Das sehe ich auch so, aber anscheinend haben sich in China nicht mehr beeindrucken lassen davon, weil sie im Grunde nämlich zufrieden waren/sind. Wenn es sagen wir 900 Millionen gewesen wären, hätte die Regierung nichts mehr tun können und damit wäre die Revulotion *richtig* gewesen. Aber wenn 100.000 demonstrieren, weil sie etwas wollen oder gegen das Regime sind, wo aber noch 999,9 Millionen dagegen stehen, ist das lächerlich. Ja, man hätte sie einfach demonstrieren lassen sollen, aber die Gefahr, dass sich mehr mitreißen ließen, war eben da.

"Eine schöne Verharmlosung des Massakers auf dem Platz des himmlischen Friedens. Hätte man diese Demo nicht auch anders auflösen können?"

Was Du Verharmlosung nennst, nennt man woanders vielleicht Übertreibung. Ich würde mich nicht daruf stützen, dass Du genau weißt, wie viele umgekommen sind und wie. Denn wo immer Du es her hattest, es war sicher keine neutrale Quelle. Und wenn man es nicht selbst gesehen hat, hat man keine neutrale Quelle, denn die chinesische Berichterstattung hat sicher etwas unter den Tisch fallen lassen, genau wie die westliche alles übertrieben hat.

Ja, man hätte diese Demo anders auflösen können, aber es ist nunmal nicht passiert, und seit dem gab es auch nichts dergleichen mehr, scheint gewirkt zu haben.
Wie gesagt: *das* waren Hunderttausend, 0,1% eines Volkes die aufständisch wurden. Wenn hier 10000 Nazis demonstrieren würden, würde man das auch nicht einfach vorübergehen lassen, denn die 10000 sind mit ihrer Meinung einfach fehl am Platze.

"Was wollten die genau wissen? Ich denke eher, dass diese Menschen, trotz Lebensgefahr, unter allen Umstände ihr Land verlassen wollten. Wenn Menschen zu so einem enormen Risiko bereit sind, muß es dort unmenschlich zugegangen sein."

Das ist Deine Sichtweise, dem kann ich weder zustimmen, noch widersprechen, denn ich war nie in China oder Russland. WOhl aber in der DDR. Und in der DDr war es eben *nicht* so, dass es unmenschlich zuging, im Gegenteil.
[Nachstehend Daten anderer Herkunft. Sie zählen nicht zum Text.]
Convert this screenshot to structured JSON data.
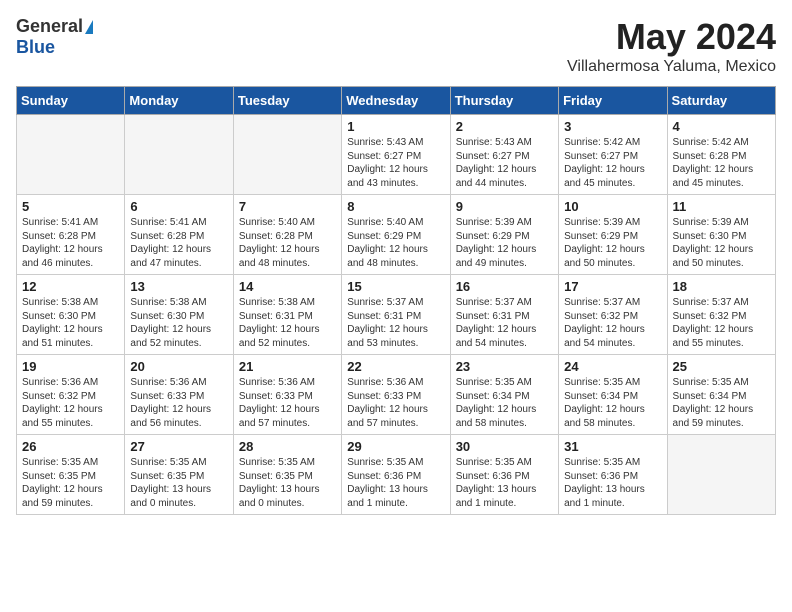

DIe Menschen, die unbedingt rüber wollten, hatten sicher ihre Gründe, aber die hatten nichts mit Unmenschlichkeit zu tun, sondern eher mit Habgier, Egoismus und genereller Unzufriedenheit. Man wollte eben wissen, wie es hinter der Mauer ist. Das kann man auch keinem verdenken, so war ein großer Fehler der DDR (Oder der Sovjetunion), die Mauer überhaupt zu bauen. Ich denke die Menschen wären trotzdem in der DDR geblieben, wenn die Mauer nicht existiert hätte, denn es war grundsätzlich das bessere System (wenn auch mit einigen, grundsätzlichen gravierenden Fehlern).

"Allerdings habe ich bei den von mir kommentierten Teilen den Eindruck, das du Diktatoren vom Schlage eines Josef Stalins arg verharmlost."
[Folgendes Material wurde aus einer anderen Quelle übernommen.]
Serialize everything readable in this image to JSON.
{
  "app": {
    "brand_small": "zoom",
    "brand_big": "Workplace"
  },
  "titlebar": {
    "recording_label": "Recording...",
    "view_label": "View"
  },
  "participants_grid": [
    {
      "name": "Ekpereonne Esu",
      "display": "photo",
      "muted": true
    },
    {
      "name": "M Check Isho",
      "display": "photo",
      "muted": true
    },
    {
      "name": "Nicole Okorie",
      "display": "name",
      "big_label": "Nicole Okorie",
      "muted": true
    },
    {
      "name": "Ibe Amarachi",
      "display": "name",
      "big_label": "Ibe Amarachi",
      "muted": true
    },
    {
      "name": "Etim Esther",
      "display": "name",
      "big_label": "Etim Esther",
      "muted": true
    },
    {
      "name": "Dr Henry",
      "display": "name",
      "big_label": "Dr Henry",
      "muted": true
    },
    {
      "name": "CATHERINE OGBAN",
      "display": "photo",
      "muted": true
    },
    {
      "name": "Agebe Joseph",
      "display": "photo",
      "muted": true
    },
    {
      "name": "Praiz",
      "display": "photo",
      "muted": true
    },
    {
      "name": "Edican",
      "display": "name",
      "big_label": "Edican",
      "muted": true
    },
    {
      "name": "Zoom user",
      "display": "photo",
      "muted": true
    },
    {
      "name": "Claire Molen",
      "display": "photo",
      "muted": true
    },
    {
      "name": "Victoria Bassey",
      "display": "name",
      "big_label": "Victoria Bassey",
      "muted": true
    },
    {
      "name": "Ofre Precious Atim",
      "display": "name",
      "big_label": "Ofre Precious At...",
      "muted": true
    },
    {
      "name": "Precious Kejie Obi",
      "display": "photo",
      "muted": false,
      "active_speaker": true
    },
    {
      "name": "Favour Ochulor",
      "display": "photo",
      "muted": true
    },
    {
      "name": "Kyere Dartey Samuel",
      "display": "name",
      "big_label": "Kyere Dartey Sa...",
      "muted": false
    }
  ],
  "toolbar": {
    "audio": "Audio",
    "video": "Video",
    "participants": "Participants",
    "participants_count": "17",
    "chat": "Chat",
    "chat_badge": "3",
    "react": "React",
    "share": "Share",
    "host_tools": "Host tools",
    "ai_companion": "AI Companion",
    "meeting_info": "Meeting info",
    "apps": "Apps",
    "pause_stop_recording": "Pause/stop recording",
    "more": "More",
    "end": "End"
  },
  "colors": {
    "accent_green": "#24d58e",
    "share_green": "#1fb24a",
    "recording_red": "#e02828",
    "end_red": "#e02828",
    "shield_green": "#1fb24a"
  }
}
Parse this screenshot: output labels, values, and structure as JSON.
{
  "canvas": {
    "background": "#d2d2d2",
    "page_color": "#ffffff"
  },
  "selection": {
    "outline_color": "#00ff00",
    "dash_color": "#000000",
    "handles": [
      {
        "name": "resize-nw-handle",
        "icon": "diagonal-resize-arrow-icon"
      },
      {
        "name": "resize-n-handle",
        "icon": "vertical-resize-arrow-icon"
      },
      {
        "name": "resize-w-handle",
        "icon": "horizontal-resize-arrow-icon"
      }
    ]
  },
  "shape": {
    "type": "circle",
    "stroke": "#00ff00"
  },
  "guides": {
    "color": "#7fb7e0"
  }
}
Wenn Du mich fragst ist Bush auch ein Diktator, der allerdings hat noch nichts Gutes vollbracht. Stalin schon. Wenn Stalin *aufgegeben* hätte, dann wären die RUssen heute noch weiter zurück als sie es jetzt schon sind, dann wäre der Unterschied zwischen West und Ost noch klaffender, dann gäbe es vielleicht eine große Kolonialmacht namens USA. Kapitalismus und RUssen passen einfach nicht zusammen, das sieht man ja heute ganz deutlich.
Ich möchte jetzt nichts gegeneinander aufwiegen, man kann auch argumentieren, dass Hitler Autobahnen gebaut hatte, das macht ihn sicher nicht zu einem guten Menschen, und Stalin war ein paranoider Wichser, aber wäre er nicht gewesen, siehe oben.
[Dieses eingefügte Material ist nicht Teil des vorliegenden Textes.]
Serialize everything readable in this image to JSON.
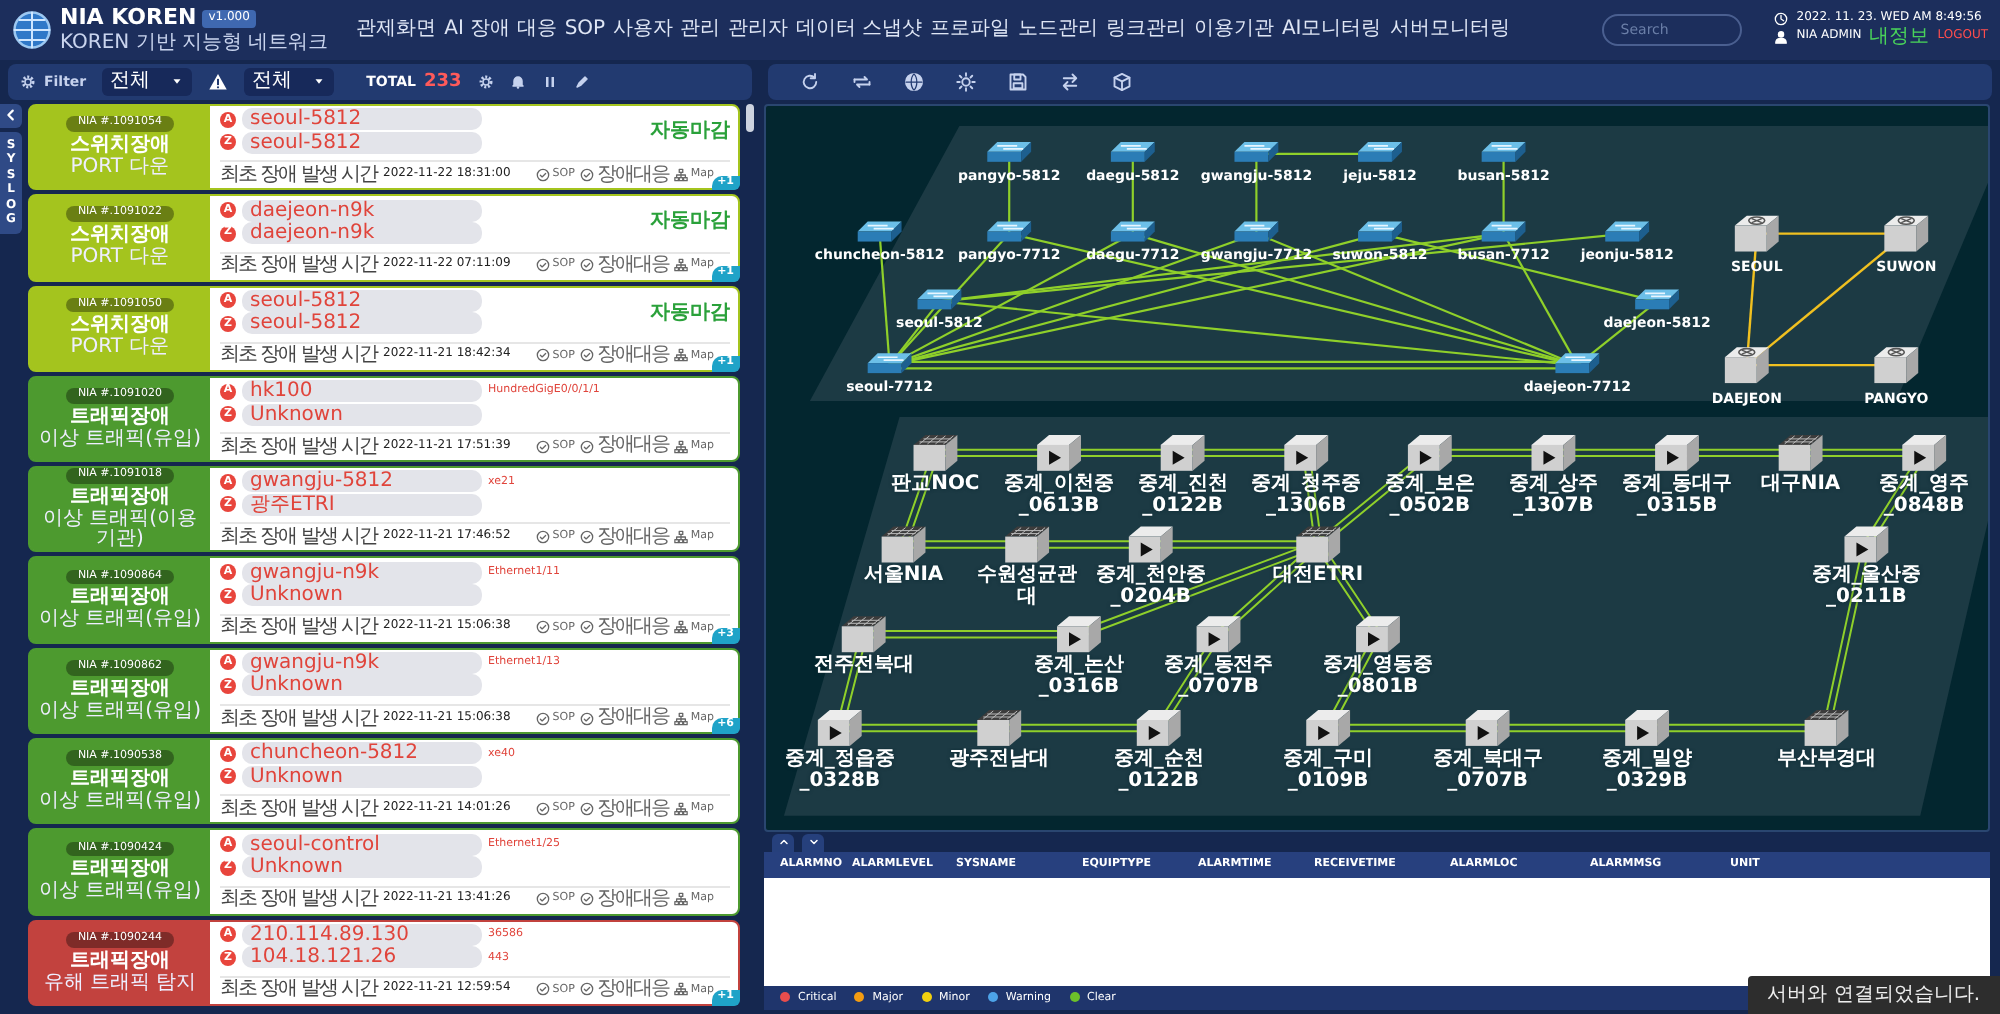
{
  "header": {
    "logo": "NIA KOREN",
    "version": "v1.000",
    "subtitle": "KOREN 기반 지능형 네트워크",
    "menu": [
      "관제화면",
      "AI 장애 대응",
      "SOP",
      "사용자 관리",
      "관리자",
      "데이터 스냅샷",
      "프로파일",
      "노드관리",
      "링크관리",
      "이용기관",
      "AI모니터링",
      "서버모니터링"
    ],
    "search": {
      "placeholder": "Search"
    },
    "datetime": "2022. 11. 23. WED AM 8:49:56",
    "user": "NIA ADMIN",
    "profile_link": "내정보",
    "logout": "LOGOUT"
  },
  "toolbar": {
    "filter": "Filter",
    "select_1": "전체",
    "select_2": "전체",
    "total_label": "TOTAL",
    "total": "233"
  },
  "sidebar": {
    "syslog": "SYSLOG"
  },
  "alarms": [
    {
      "id": "NIA #.1091054",
      "type": "스위치장애",
      "cause": "PORT 다운",
      "color": "#a4c41e",
      "endpoints": [
        {
          "marker": "A",
          "name": "seoul-5812"
        },
        {
          "marker": "Z",
          "name": "seoul-5812"
        }
      ],
      "status": "자동마감",
      "time_label": "최초 장애 발생 시간",
      "time": "2022-11-22 18:31:00",
      "actions": [
        {
          "kind": "sop",
          "label": "SOP"
        },
        {
          "kind": "response",
          "label": "장애대응"
        },
        {
          "kind": "map",
          "label": "Map"
        }
      ],
      "badge": "+1"
    },
    {
      "id": "NIA #.1091022",
      "type": "스위치장애",
      "cause": "PORT 다운",
      "color": "#a4c41e",
      "endpoints": [
        {
          "marker": "A",
          "name": "daejeon-n9k"
        },
        {
          "marker": "Z",
          "name": "daejeon-n9k"
        }
      ],
      "status": "자동마감",
      "time_label": "최초 장애 발생 시간",
      "time": "2022-11-22 07:11:09",
      "actions": [
        {
          "kind": "sop",
          "label": "SOP"
        },
        {
          "kind": "response",
          "label": "장애대응"
        },
        {
          "kind": "map",
          "label": "Map"
        }
      ],
      "badge": "+1"
    },
    {
      "id": "NIA #.1091050",
      "type": "스위치장애",
      "cause": "PORT 다운",
      "color": "#a4c41e",
      "endpoints": [
        {
          "marker": "A",
          "name": "seoul-5812"
        },
        {
          "marker": "Z",
          "name": "seoul-5812"
        }
      ],
      "status": "자동마감",
      "time_label": "최초 장애 발생 시간",
      "time": "2022-11-21 18:42:34",
      "actions": [
        {
          "kind": "sop",
          "label": "SOP"
        },
        {
          "kind": "response",
          "label": "장애대응"
        },
        {
          "kind": "map",
          "label": "Map"
        }
      ],
      "badge": "+1"
    },
    {
      "id": "NIA #.1091020",
      "type": "트래픽장애",
      "cause": "이상 트래픽(유입)",
      "color": "#4d9a2f",
      "endpoints": [
        {
          "marker": "A",
          "name": "hk100",
          "port": "HundredGigE0/0/1/1"
        },
        {
          "marker": "Z",
          "name": "Unknown"
        }
      ],
      "time_label": "최초 장애 발생 시간",
      "time": "2022-11-21 17:51:39",
      "actions": [
        {
          "kind": "sop",
          "label": "SOP"
        },
        {
          "kind": "response",
          "label": "장애대응"
        },
        {
          "kind": "map",
          "label": "Map"
        }
      ]
    },
    {
      "id": "NIA #.1091018",
      "type": "트래픽장애",
      "cause": "이상 트래픽(이용기관)",
      "color": "#4d9a2f",
      "endpoints": [
        {
          "marker": "A",
          "name": "gwangju-5812",
          "port": "xe21"
        },
        {
          "marker": "Z",
          "name": "광주ETRI"
        }
      ],
      "time_label": "최초 장애 발생 시간",
      "time": "2022-11-21 17:46:52",
      "actions": [
        {
          "kind": "sop",
          "label": "SOP"
        },
        {
          "kind": "response",
          "label": "장애대응"
        },
        {
          "kind": "map",
          "label": "Map"
        }
      ]
    },
    {
      "id": "NIA #.1090864",
      "type": "트래픽장애",
      "cause": "이상 트래픽(유입)",
      "color": "#4d9a2f",
      "endpoints": [
        {
          "marker": "A",
          "name": "gwangju-n9k",
          "port": "Ethernet1/11"
        },
        {
          "marker": "Z",
          "name": "Unknown"
        }
      ],
      "time_label": "최초 장애 발생 시간",
      "time": "2022-11-21 15:06:38",
      "actions": [
        {
          "kind": "sop",
          "label": "SOP"
        },
        {
          "kind": "response",
          "label": "장애대응"
        },
        {
          "kind": "map",
          "label": "Map"
        }
      ],
      "badge": "+3"
    },
    {
      "id": "NIA #.1090862",
      "type": "트래픽장애",
      "cause": "이상 트래픽(유입)",
      "color": "#4d9a2f",
      "endpoints": [
        {
          "marker": "A",
          "name": "gwangju-n9k",
          "port": "Ethernet1/13"
        },
        {
          "marker": "Z",
          "name": "Unknown"
        }
      ],
      "time_label": "최초 장애 발생 시간",
      "time": "2022-11-21 15:06:38",
      "actions": [
        {
          "kind": "sop",
          "label": "SOP"
        },
        {
          "kind": "response",
          "label": "장애대응"
        },
        {
          "kind": "map",
          "label": "Map"
        }
      ],
      "badge": "+6"
    },
    {
      "id": "NIA #.1090538",
      "type": "트래픽장애",
      "cause": "이상 트래픽(유입)",
      "color": "#4d9a2f",
      "endpoints": [
        {
          "marker": "A",
          "name": "chuncheon-5812",
          "port": "xe40"
        },
        {
          "marker": "Z",
          "name": "Unknown"
        }
      ],
      "time_label": "최초 장애 발생 시간",
      "time": "2022-11-21 14:01:26",
      "actions": [
        {
          "kind": "sop",
          "label": "SOP"
        },
        {
          "kind": "response",
          "label": "장애대응"
        },
        {
          "kind": "map",
          "label": "Map"
        }
      ]
    },
    {
      "id": "NIA #.1090424",
      "type": "트래픽장애",
      "cause": "이상 트래픽(유입)",
      "color": "#4d9a2f",
      "endpoints": [
        {
          "marker": "A",
          "name": "seoul-control",
          "port": "Ethernet1/25"
        },
        {
          "marker": "Z",
          "name": "Unknown"
        }
      ],
      "time_label": "최초 장애 발생 시간",
      "time": "2022-11-21 13:41:26",
      "actions": [
        {
          "kind": "sop",
          "label": "SOP"
        },
        {
          "kind": "response",
          "label": "장애대응"
        },
        {
          "kind": "map",
          "label": "Map"
        }
      ]
    },
    {
      "id": "NIA #.1090244",
      "type": "트래픽장애",
      "cause": "유해 트래픽 탐지",
      "color": "#c2423e",
      "endpoints": [
        {
          "marker": "A",
          "name": "210.114.89.130",
          "port": "36586"
        },
        {
          "marker": "Z",
          "name": "104.18.121.26",
          "port": "443"
        }
      ],
      "time_label": "최초 장애 발생 시간",
      "time": "2022-11-21 12:59:54",
      "actions": [
        {
          "kind": "sop",
          "label": "SOP"
        },
        {
          "kind": "response",
          "label": "장애대응"
        },
        {
          "kind": "map",
          "label": "Map"
        }
      ],
      "badge": "+1"
    }
  ],
  "network_map": {
    "top_plane": {
      "nodes": [
        {
          "label": "pangyo-5812",
          "kind": "switch"
        },
        {
          "label": "daegu-5812",
          "kind": "switch"
        },
        {
          "label": "gwangju-5812",
          "kind": "switch"
        },
        {
          "label": "jeju-5812",
          "kind": "switch"
        },
        {
          "label": "busan-5812",
          "kind": "switch"
        },
        {
          "label": "chuncheon-5812",
          "kind": "switch"
        },
        {
          "label": "pangyo-7712",
          "kind": "switch"
        },
        {
          "label": "daegu-7712",
          "kind": "switch"
        },
        {
          "label": "gwangju-7712",
          "kind": "switch"
        },
        {
          "label": "suwon-5812",
          "kind": "switch"
        },
        {
          "label": "busan-7712",
          "kind": "switch"
        },
        {
          "label": "jeonju-5812",
          "kind": "switch"
        },
        {
          "label": "seoul-5812",
          "kind": "switch"
        },
        {
          "label": "daejeon-5812",
          "kind": "switch"
        },
        {
          "label": "seoul-7712",
          "kind": "switch"
        },
        {
          "label": "daejeon-7712",
          "kind": "switch"
        },
        {
          "label": "SEOUL",
          "kind": "router"
        },
        {
          "label": "SUWON",
          "kind": "router"
        },
        {
          "label": "DAEJEON",
          "kind": "router"
        },
        {
          "label": "PANGYO",
          "kind": "router"
        }
      ]
    },
    "bottom_plane": {
      "nodes": [
        {
          "label": "판교NOC",
          "kind": "server"
        },
        {
          "label": "중계_이천중_0613B",
          "kind": "relay"
        },
        {
          "label": "중계_진천_0122B",
          "kind": "relay"
        },
        {
          "label": "중계_청주중_1306B",
          "kind": "relay"
        },
        {
          "label": "중계_보은_0502B",
          "kind": "relay"
        },
        {
          "label": "중계_상주_1307B",
          "kind": "relay"
        },
        {
          "label": "중계_동대구_0315B",
          "kind": "relay"
        },
        {
          "label": "대구NIA",
          "kind": "server"
        },
        {
          "label": "중계_영주_0848B",
          "kind": "relay"
        },
        {
          "label": "서울NIA",
          "kind": "server"
        },
        {
          "label": "수원성균관대",
          "kind": "server"
        },
        {
          "label": "중계_천안중_0204B",
          "kind": "relay"
        },
        {
          "label": "대전ETRI",
          "kind": "server"
        },
        {
          "label": "중계_울산중_0211B",
          "kind": "relay"
        },
        {
          "label": "전주전북대",
          "kind": "server"
        },
        {
          "label": "중계_논산_0316B",
          "kind": "relay"
        },
        {
          "label": "중계_동전주_0707B",
          "kind": "relay"
        },
        {
          "label": "중계_영동중_0801B",
          "kind": "relay"
        },
        {
          "label": "중계_정읍중_0328B",
          "kind": "relay"
        },
        {
          "label": "광주전남대",
          "kind": "server"
        },
        {
          "label": "중계_순천_0122B",
          "kind": "relay"
        },
        {
          "label": "중계_구미_0109B",
          "kind": "relay"
        },
        {
          "label": "중계_북대구_0707B",
          "kind": "relay"
        },
        {
          "label": "중계_밀양_0329B",
          "kind": "relay"
        },
        {
          "label": "부산부경대",
          "kind": "server"
        }
      ]
    }
  },
  "alarm_table": {
    "columns": [
      "ALARMNO",
      "ALARMLEVEL",
      "SYSNAME",
      "EQUIPTYPE",
      "ALARMTIME",
      "RECEIVETIME",
      "ALARMLOC",
      "ALARMMSG",
      "UNIT"
    ]
  },
  "legend": [
    {
      "label": "Critical",
      "color": "#e64d4d"
    },
    {
      "label": "Major",
      "color": "#f39c12"
    },
    {
      "label": "Minor",
      "color": "#f1d00f"
    },
    {
      "label": "Warning",
      "color": "#4da3e8"
    },
    {
      "label": "Clear",
      "color": "#6cc02a"
    }
  ],
  "toast": "서버와 연결되었습니다."
}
Ich wollte jetzt eigentlich keine Grundsatzdiskussion anstacheln, von wegen Kommunismus und seine in der westlichen Welt als unseriös angesehenen Maßnahmen u. Kapitalismus, wo wenige viel haben und viele ganz wenig. Es ging mir um alleine darum, dass nicht alles ist wie es scheint, ein DDR Schulbuch mag in historischer Hinsicht etwas verzogen sein, genau wie das westliche. Jedoch haben die Sozialisten den Kapitalismus verstanden und die Kapitalisten nicht den Sozialismus, ansonsten steht mehr im DDR Buch drin.
Zu Stalin habe ich ja nun genug gesagt und über Bush sind wir uns ja einig.
Letzlich herrscht Propaganda auf allen Seiten, das sollte man nie außer Acht lassen.